Compromis de vente : que faut-il absolument vérifier avant de signer ?

Le compromis de vente est souvent présenté comme une simple formalité, une étape administrative entre la négociation et la signature chez le notaire. C’est faux. C’est l’un des documents les plus importants de toute transaction immobilière, et c’est aussi celui qu’on lit le moins attentivement. Pourtant, une fois signé, il engage acheteur et vendeur de façon ferme.
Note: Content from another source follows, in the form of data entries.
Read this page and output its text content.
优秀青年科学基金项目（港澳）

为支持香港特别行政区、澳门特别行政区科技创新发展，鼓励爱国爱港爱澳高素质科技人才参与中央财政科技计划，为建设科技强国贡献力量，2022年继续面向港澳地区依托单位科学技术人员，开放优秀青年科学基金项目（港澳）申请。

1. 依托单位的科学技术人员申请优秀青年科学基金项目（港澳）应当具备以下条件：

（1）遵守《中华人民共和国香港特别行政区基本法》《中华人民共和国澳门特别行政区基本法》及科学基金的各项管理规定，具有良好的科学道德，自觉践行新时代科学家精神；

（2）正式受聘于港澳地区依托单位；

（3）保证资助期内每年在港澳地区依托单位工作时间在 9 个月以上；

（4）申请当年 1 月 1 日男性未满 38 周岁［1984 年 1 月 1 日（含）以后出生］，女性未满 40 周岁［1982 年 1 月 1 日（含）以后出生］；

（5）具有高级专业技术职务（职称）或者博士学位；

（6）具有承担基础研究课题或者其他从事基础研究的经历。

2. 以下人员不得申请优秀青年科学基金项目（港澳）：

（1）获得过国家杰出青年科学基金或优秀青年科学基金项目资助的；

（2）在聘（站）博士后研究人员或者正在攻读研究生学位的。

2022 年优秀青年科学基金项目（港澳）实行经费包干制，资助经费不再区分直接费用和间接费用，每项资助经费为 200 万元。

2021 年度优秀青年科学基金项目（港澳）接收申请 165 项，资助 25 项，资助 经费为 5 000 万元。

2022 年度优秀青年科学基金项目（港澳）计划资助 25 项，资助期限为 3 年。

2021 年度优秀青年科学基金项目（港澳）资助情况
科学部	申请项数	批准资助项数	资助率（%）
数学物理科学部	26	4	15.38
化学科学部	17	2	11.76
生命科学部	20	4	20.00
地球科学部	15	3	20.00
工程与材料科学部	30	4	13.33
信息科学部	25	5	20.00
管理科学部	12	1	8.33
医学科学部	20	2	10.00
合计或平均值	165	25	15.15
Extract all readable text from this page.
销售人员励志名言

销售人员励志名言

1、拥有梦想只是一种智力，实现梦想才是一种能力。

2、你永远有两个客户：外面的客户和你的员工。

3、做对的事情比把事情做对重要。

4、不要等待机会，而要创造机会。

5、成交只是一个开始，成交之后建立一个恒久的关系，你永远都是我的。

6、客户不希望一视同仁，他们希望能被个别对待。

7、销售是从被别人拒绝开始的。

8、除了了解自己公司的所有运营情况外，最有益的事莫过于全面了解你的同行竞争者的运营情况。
Voici ce qu’il faut vraiment vérifier avant de parapher quoi que ce soit.

Ce qu’il faut retenir de cet article :

  • Le compromis de vente est un avant-contrat qui engage juridiquement les deux parties : acheteur et vendeur.
  • L’acheteur dispose d’un délai de rétractation de 10 jours après notification du compromis.
  • Plusieurs documents doivent obligatoirement être annexés au compromis : diagnostics, règlement de copropriété, procès-verbaux d’assemblée générale.
  • Les conditions suspensives, notamment celle liée à l’obtention du prêt, sont des protections essentielles à vérifier attentivement.
  • Pour les biens atypiques (locaux reconvertis, ateliers ou lofts), des vérifications spécifiques s’imposent sur le statut juridique du bien.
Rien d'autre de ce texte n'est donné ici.